Edito : Yen faible, pays pas forcément fort

Depuis la fin de la guerre, le Japon vit au rythme des périodes d’enyasu (yen faible) etendaka (yen fort), avec une préférence marquée pour les premières. Economie qui a fondé, depuis toujours, sa croissance sur ses industries exportatrices, l’Archipel devrait donc, logiquement, se réjouir du niveau actuel de sa monnaie. En termes nominaux, le yen n’a pas été aussi faible depuis 2008. En termes réels, il faut revenir à... 1973 pour retrouver un niveau aussi bas. Sur ce plan, la stratégie des Abenomics, qui recherchait sciemment à faire chuter le yen (le ministre de l’Economie, Taro Aso, a longtemps arboré parmi ses titres : « En charge de la dépréciation du yen »), a pleinement fonctionné. Le yen a reculé d’environ 40% en deux ans face à l’euro et au dollar.


L’affaiblissement du yen a comme principal avantage de relever les bénéfices en yens des entreprises exportatrices japonaises. Leurs bénéfices ont bien explosé. Mais les exportations en volume ont stagné. Et le Japon, champion de l’excédent commercial jusqu’en 2011, s’est désormais installé solidement dans le déficit. 



Sans hausse des commandes, la conversion en yen des bénéfices réalisés en devises n’est qu’une pure opération comptable, qui ne s’est pas traduite par davantage d’investissements au Japon. Même les grandes entreprises exportatrices estiment de plus en plus ouvertement que le yen faible a un effet marginal sur leurs opérations. L’industrie automobile, ainsi, a accéléré sa délocalisation depuis le choc de l’accident de Fukushima en mars 2011. L’industrie électronique, elle, est consciente que le yen faible ne règlera pas son problème de compétitivité. 



Le pays en revanche doit supporter les nombreux inconvénients d’un affaiblissement de sa monnaie, en particulier un renchérissement des produits importés. Les importations japonaises ont baissé en volume (-2%) depuis l’arrivée au pouvoir de Shinzo Abe, mais ont bondi en valeur (+21%). Contrairement à une croyance solidement établie, les importations d’énergie en volume ont reculé (-6%), alors qu’elles ont explosé en valeur (+25%) depuis l’arrivée de Shinzo Abe. 

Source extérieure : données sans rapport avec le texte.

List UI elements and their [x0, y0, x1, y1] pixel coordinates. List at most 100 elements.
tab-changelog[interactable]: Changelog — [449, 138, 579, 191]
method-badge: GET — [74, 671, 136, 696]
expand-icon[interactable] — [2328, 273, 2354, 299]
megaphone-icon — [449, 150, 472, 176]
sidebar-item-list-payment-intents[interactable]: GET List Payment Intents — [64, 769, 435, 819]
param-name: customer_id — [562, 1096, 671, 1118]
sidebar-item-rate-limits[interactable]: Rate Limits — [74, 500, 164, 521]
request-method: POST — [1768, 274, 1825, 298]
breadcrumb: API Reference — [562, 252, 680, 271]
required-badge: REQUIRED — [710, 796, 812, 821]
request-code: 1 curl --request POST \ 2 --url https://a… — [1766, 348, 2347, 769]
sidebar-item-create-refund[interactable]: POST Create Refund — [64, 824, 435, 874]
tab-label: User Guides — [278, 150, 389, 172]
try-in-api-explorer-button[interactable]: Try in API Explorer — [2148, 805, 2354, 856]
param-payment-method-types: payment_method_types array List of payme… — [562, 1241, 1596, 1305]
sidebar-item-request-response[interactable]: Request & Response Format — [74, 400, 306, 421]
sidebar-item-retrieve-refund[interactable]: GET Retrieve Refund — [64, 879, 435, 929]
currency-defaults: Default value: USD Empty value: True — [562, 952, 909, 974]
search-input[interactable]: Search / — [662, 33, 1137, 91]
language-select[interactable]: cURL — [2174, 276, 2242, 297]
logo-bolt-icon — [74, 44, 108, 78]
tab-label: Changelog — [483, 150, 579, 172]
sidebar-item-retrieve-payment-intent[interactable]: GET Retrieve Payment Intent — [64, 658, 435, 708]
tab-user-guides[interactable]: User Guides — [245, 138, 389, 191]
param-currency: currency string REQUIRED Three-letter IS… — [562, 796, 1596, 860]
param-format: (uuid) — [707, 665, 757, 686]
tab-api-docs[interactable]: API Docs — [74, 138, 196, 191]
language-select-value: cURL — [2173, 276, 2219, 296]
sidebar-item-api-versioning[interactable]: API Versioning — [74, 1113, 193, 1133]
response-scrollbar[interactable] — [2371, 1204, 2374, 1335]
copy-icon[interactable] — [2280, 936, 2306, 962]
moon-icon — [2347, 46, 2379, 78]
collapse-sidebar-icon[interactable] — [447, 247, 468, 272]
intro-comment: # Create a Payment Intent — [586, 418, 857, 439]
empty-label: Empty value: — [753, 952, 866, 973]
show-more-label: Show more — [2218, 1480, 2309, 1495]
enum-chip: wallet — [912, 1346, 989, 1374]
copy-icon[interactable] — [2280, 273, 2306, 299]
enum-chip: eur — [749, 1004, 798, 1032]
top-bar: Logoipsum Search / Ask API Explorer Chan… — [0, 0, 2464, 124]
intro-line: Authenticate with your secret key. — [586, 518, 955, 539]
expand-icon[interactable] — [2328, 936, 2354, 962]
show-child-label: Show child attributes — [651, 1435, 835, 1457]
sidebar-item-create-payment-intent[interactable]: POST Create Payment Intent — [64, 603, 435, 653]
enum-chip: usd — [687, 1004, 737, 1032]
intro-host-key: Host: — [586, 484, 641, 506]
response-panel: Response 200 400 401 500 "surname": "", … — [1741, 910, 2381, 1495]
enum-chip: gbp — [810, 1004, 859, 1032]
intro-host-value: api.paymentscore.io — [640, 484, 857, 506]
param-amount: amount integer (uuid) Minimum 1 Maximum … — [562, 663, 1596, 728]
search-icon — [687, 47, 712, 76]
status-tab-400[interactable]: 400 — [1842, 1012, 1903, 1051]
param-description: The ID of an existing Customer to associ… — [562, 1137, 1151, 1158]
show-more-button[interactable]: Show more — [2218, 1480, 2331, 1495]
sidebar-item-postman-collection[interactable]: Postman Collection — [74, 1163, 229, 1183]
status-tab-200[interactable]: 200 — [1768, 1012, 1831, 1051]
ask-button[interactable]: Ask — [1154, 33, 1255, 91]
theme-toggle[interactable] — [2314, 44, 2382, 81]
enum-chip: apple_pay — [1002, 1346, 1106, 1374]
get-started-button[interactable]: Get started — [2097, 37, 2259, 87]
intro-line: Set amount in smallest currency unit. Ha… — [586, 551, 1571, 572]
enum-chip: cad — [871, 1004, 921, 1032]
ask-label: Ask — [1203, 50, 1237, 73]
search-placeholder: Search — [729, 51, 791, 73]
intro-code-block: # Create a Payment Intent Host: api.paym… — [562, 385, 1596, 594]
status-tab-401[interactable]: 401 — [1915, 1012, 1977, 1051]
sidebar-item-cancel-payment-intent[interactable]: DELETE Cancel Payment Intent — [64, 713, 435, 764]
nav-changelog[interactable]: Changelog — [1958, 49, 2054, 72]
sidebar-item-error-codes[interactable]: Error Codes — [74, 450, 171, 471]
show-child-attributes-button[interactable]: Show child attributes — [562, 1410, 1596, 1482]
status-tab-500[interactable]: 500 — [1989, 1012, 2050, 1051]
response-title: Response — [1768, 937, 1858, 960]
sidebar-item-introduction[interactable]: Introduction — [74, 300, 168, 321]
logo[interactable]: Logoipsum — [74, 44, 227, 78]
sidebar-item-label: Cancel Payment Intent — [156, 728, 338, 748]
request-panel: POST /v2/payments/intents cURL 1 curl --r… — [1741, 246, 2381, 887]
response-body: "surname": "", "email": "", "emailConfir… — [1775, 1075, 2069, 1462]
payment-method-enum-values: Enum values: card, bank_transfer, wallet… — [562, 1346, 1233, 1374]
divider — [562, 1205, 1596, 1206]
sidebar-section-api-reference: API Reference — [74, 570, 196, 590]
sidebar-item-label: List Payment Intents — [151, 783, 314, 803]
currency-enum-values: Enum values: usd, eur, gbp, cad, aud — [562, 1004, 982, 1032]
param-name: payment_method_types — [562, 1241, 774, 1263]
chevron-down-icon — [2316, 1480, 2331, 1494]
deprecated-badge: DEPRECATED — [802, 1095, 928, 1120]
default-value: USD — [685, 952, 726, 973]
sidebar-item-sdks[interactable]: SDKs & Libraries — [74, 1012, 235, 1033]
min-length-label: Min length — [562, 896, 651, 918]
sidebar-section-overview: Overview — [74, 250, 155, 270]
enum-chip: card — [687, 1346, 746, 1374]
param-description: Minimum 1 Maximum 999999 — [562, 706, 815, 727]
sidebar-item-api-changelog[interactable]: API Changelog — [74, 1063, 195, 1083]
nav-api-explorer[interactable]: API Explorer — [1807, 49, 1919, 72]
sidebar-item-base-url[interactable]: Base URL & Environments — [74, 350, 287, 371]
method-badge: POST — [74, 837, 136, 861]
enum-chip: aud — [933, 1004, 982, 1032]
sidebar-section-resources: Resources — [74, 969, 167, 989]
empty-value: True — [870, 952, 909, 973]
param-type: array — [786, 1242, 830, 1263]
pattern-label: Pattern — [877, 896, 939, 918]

Les foyers assistent à la hausse des prix de l’énergie et de leurs denrées alimentaires, importées, avec une certaine stupéfaction depuis deux ans. Leur revenu disponible a rétréci de 6% en un an, ce qui les force à réduire leur consommation. Les PMEs, qui d’ordinaire vendent leur production en yens sur le marché national, subissent la hausse de leurs coûts sans pouvoir les répercuter sur leur client final. Cette dégradation des « termes de l’échange » se fait principalement au bénéfice des grandes entreprises nippones et des fournisseurs du Japon (pétromonarchies, puissances agricoles...). Ajoutée à la hausse de la TVA de 5 à 8%, elle inquiète désormais tout le patronat. Ses deux principaux syndicats, le Keidanren et Keizai Doyukai, regrettent le niveau anormalement bas du yen. Même le ministre de l’Economie s’est récemment rangé à leurs vues. 



Cette prise de conscience ne peut que réjouir les entrepreneurs étrangers installés au Japon. La plupart des membres de la Chambre de Commerce française au Japon pâtissent d’un yen faible. Le débat en cours sur la politique japonaise du change, qui est un écho du même débat en Europe sur le niveau de l’euro, est le bienvenu.